Կոմիտաս (Սողոմոն Սողոմոնյան)

Priest, Musicologist, and Composer · 1869–1935

Who is Komitas?

Komitas, born Soghomon Soghomonian, was an Ottoman-Armenian priest, composer, and musicologist widely regarded as the founder of the Armenian national school of music and a pioneer of ethnomusicology. Orphaned young, he was raised and educated at the Gevorgian Seminary in Etchmiadzin, Armenia's religious center, and was ordained a celibate priest, or vardapet, in 1895, becoming known thereafter as Komitas Vardapet. He traveled through Armenian villages transcribing thousands of folk songs sung by peasants, who affectionately called him the "note-taking priest," and in 1903 he published one of the first collections of Kurdish folk melodies. After further study in Berlin from 1896 to 1899, he composed original works based on Armenian folk motifs and led a choir that performed across Europe, earning praise from Claude Debussy.
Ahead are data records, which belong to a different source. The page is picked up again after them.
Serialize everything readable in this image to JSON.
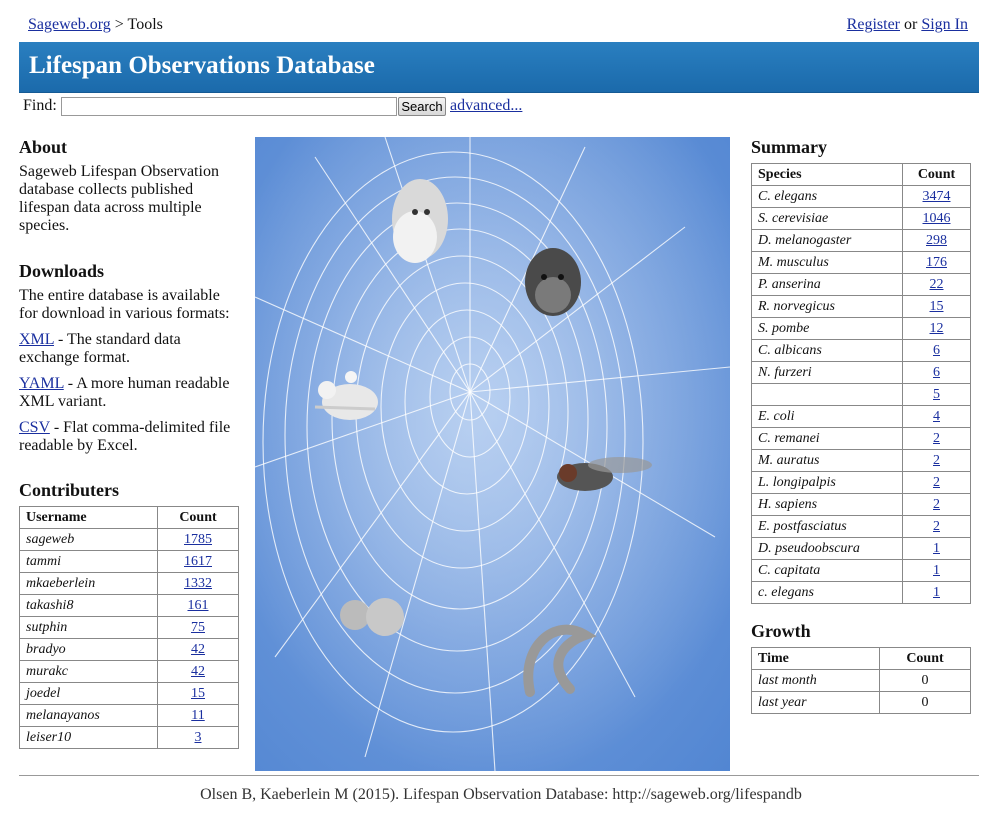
{
  "breadcrumb": {
    "home": "Sageweb.org",
    "separator": ">",
    "current": "Tools"
  },
  "account": {
    "register": "Register",
    "or": "or",
    "signin": "Sign In"
  },
  "header": {
    "title": "Lifespan Observations Database"
  },
  "search": {
    "label": "Find:",
    "value": "",
    "button": "Search",
    "advanced": "advanced..."
  },
  "about": {
    "title": "About",
    "text": "Sageweb Lifespan Observation database collects published lifespan data across multiple species."
  },
  "downloads": {
    "title": "Downloads",
    "intro": "The entire database is available for download in various formats:",
    "items": [
      {
        "link": "XML",
        "desc": " - The standard data exchange format."
      },
      {
        "link": "YAML",
        "desc": " - A more human readable XML variant."
      },
      {
        "link": "CSV",
        "desc": " - Flat comma-delimited file readable by Excel."
      }
    ]
  },
  "contributors": {
    "title": "Contributers",
    "col_user": "Username",
    "col_count": "Count",
    "rows": [
      {
        "user": "sageweb",
        "count": "1785"
      },
      {
        "user": "tammi",
        "count": "1617"
      },
      {
        "user": "mkaeberlein",
        "count": "1332"
      },
      {
        "user": "takashi8",
        "count": "161"
      },
      {
        "user": "sutphin",
        "count": "75"
      },
      {
        "user": "bradyo",
        "count": "42"
      },
      {
        "user": "murakc",
        "count": "42"
      },
      {
        "user": "joedel",
        "count": "15"
      },
      {
        "user": "melanayanos",
        "count": "11"
      },
      {
        "user": "leiser10",
        "count": "3"
      }
    ]
  },
  "summary": {
    "title": "Summary",
    "col_species": "Species",
    "col_count": "Count",
    "rows": [
      {
        "species": "C. elegans",
        "count": "3474"
      },
      {
        "species": "S. cerevisiae",
        "count": "1046"
      },
      {
        "species": "D. melanogaster",
        "count": "298"
      },
      {
        "species": "M. musculus",
        "count": "176"
      },
      {
        "species": "P. anserina",
        "count": "22"
      },
      {
        "species": "R. norvegicus",
        "count": "15"
      },
      {
        "species": "S. pombe",
        "count": "12"
      },
      {
        "species": "C. albicans",
        "count": "6"
      },
      {
        "species": "N. furzeri",
        "count": "6"
      },
      {
        "species": "",
        "count": "5"
      },
      {
        "species": "E. coli",
        "count": "4"
      },
      {
        "species": "C. remanei",
        "count": "2"
      },
      {
        "species": "M. auratus",
        "count": "2"
      },
      {
        "species": "L. longipalpis",
        "count": "2"
      },
      {
        "species": "H. sapiens",
        "count": "2"
      },
      {
        "species": "E. postfasciatus",
        "count": "2"
      },
      {
        "species": "D. pseudoobscura",
        "count": "1"
      },
      {
        "species": "C. capitata",
        "count": "1"
      },
      {
        "species": "c. elegans",
        "count": "1"
      }
    ]
  },
  "growth": {
    "title": "Growth",
    "col_time": "Time",
    "col_count": "Count",
    "rows": [
      {
        "time": "last month",
        "count": "0"
      },
      {
        "time": "last year",
        "count": "0"
      }
    ]
  },
  "hero": {
    "icons": [
      "darwin-head-icon",
      "monkey-head-icon",
      "mouse-icon",
      "fly-icon",
      "yeast-cells-icon",
      "worm-icon",
      "spider-web-icon"
    ]
  },
  "footer": {
    "citation": "Olsen B, Kaeberlein M (2015). Lifespan Observation Database: http://sageweb.org/lifespandb"
  },
  "colors": {
    "banner": "#1f72b5",
    "link": "#1a2f9f",
    "hero_bg": "#6b98db"
  }
}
He relocated to Constantinople in 1910 to reach wider audiences, but in April 1915 he was arrested and deported along with hundreds of other Armenian intellectuals at the start of the Armenian Genocide. Though released, the trauma of what he witnessed left him with a severe breakdown from which he never recovered, and he spent his final two decades in psychiatric care near Paris, where he died in 1935.